The Continuing Challenges of Studying Parallel Behaviours in Humans and Animal Models.

Autor: Crombag HS; School of Psychology and Sussex Neuroscience, The University of Sussex, Brighton, UK. h.crombag@sussex.ac.uk., Duka T; School of Psychology and Sussex Neuroscience, The University of Sussex, Brighton, UK., Stephens DN; School of Psychology and Sussex Neuroscience, The University of Sussex, Brighton, UK.
Jazyk: angličtina
Zdroj: Current topics in behavioral neurosciences [Curr Top Behav Neurosci] 2024 Jul 09. Date of Electronic Publication: 2024 Jul 09.

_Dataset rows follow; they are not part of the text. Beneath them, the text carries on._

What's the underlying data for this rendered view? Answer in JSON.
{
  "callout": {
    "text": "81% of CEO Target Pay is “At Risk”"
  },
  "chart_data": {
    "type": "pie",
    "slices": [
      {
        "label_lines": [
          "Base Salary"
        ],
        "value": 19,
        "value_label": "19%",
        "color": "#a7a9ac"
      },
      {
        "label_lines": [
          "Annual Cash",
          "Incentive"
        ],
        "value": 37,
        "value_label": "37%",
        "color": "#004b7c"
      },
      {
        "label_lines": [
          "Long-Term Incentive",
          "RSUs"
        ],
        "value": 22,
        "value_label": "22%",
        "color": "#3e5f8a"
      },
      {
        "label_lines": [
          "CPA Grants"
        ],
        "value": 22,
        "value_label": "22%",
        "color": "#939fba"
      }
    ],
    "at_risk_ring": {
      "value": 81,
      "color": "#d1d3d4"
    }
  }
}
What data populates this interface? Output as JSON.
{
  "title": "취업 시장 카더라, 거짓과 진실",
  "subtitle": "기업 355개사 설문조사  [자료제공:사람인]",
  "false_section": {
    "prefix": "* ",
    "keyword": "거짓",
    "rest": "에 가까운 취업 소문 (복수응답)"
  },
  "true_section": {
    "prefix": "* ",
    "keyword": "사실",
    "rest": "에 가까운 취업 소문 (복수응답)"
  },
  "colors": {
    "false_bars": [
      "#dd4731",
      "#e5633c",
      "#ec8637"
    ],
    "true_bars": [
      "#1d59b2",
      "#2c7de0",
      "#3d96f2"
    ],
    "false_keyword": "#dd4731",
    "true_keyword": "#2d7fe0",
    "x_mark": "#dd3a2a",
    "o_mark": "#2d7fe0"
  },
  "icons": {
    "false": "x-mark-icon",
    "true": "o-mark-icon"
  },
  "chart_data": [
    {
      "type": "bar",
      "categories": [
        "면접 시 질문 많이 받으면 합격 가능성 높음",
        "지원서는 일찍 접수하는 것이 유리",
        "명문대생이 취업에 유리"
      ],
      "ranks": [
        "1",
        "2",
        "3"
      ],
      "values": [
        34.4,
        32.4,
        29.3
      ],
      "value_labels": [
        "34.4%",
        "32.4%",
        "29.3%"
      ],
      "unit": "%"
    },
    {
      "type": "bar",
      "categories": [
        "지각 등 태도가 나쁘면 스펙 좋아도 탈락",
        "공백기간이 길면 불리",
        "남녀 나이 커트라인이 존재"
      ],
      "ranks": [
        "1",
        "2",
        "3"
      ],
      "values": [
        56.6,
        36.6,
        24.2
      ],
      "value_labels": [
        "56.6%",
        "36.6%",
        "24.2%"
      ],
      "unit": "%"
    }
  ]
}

DOI: 10.1007/7854_2024_485
Abstrakt: The use of animal models continues to be essential for carrying out research into clinical phenomena, including addiction. However, the complexity of the clinical condition inevitably means that even the best animal models are inadequate, and this may go some way to account for the apparent failures of discoveries from animal models, including the identification of potential novel therapies, to translate to the clinic. We argue here that it is overambitious and misguided in the first place to attempt to model complex, multifacetted human disorders such as addiction in animals, and especially in rodents, and that all too frequently "validity" of such models is limited to superficial similarities, referred to as "face validity", that reflect quite different underlying phenomena and biological processes from the clinical situation. Instead, a more profitable approach is to identify (a) well-defined intermediate human behavioural phenotypes that reflect defined, limited aspects of, or contributors to, the human clinical disorder, and (b) to develop animal models that are homologous with those discrete human behavioural phenotypes in terms of psychological processes, and underlying neurobiological mechanisms. Examples of past and continuing weaknesses and suggestions for more limited approaches that may allow better homology between the test animal and human condition are made.
(© 2024. The Author(s), under exclusive license to Springer Nature Switzerland AG.)